IF you’re the kind of grownup who enjoys smart, well-drawn children’s novels, you might be as excited as I am to hear the Brian Selznick has a new novel, Wonderstruck, coming in September.
I met Selznick a few years back on the publication of The Invention of Hugo Cabret, his nearly wordless book about an orphan hiding out in a Parisian train station. (I have another, more recent connection with his work: He illustrated Barbara Kerley’s The Dinosaurs of Waterhouse and Hawkins, a favorite of my dinosaur-loving son.)
Selznick – who is descended from film producer David O. Selznick – and I spoke about the literary tradition of orphans, silent movies’ genius of telling stories through images, and the groundbreaking work of Maurice Sendak. I’m not the only one interested in the Cadecott Medal-winning book: Martin Scorsese’s 3-D adaptation, with Jude Law and Ben Kingsley, comes out comes out in November.
Here is my LATimes interview with Selznick.
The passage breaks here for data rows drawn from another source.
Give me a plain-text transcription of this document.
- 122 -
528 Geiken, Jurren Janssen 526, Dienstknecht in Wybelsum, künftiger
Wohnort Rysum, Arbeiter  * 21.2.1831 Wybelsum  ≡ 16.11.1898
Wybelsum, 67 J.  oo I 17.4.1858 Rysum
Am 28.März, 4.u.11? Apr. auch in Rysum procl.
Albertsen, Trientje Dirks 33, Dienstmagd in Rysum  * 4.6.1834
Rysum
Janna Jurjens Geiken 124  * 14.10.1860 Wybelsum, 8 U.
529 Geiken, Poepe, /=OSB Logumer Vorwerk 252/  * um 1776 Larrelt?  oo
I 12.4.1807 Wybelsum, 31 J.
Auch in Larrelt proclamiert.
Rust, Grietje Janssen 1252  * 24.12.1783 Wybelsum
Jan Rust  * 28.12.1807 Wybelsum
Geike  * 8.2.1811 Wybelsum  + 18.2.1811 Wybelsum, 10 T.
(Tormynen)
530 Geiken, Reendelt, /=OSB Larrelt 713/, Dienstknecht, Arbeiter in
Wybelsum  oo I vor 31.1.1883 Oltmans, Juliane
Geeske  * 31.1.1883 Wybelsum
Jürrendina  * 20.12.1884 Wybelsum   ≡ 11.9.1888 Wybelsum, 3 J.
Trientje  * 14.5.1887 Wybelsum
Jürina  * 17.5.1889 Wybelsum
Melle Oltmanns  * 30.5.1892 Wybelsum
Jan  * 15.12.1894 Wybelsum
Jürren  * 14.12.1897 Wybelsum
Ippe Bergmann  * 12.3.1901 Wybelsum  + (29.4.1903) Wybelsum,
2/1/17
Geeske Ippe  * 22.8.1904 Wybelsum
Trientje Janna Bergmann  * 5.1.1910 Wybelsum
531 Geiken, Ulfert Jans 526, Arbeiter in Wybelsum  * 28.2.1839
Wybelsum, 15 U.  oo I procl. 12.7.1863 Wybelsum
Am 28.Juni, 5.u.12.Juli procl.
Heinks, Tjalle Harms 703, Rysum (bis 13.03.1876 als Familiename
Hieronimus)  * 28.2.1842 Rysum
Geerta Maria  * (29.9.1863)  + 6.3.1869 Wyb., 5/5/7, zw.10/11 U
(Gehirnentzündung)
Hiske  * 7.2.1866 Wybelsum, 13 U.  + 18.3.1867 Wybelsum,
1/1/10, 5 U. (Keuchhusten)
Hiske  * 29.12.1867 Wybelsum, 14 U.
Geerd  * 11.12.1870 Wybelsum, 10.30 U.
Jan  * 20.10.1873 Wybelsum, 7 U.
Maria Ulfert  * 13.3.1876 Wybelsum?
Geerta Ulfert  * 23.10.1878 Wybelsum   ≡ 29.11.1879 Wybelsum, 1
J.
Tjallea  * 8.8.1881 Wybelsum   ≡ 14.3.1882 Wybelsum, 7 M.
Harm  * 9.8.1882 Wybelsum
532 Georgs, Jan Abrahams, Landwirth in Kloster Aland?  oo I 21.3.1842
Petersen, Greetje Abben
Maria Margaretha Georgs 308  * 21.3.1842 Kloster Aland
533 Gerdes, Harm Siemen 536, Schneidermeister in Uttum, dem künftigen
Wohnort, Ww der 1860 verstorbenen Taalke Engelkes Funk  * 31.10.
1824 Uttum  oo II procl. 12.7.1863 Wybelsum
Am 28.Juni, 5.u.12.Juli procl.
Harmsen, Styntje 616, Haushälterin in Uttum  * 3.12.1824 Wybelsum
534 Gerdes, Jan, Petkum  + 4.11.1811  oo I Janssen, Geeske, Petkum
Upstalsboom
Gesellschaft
Wonderstruck, according to a story in the latest School Library Journal, will involve “two interconnected tales,” one all text, the other in black-and-white images. The first will tell of “12-year old Ben Wilson as he leaves rural Minnesota for New York City, a few months after his mother’s death, in search or a father he’s never known. And the wordless companion story follows a New Jersey girls who’s deaf and who embarks on a risky quest of her own, in 1927.”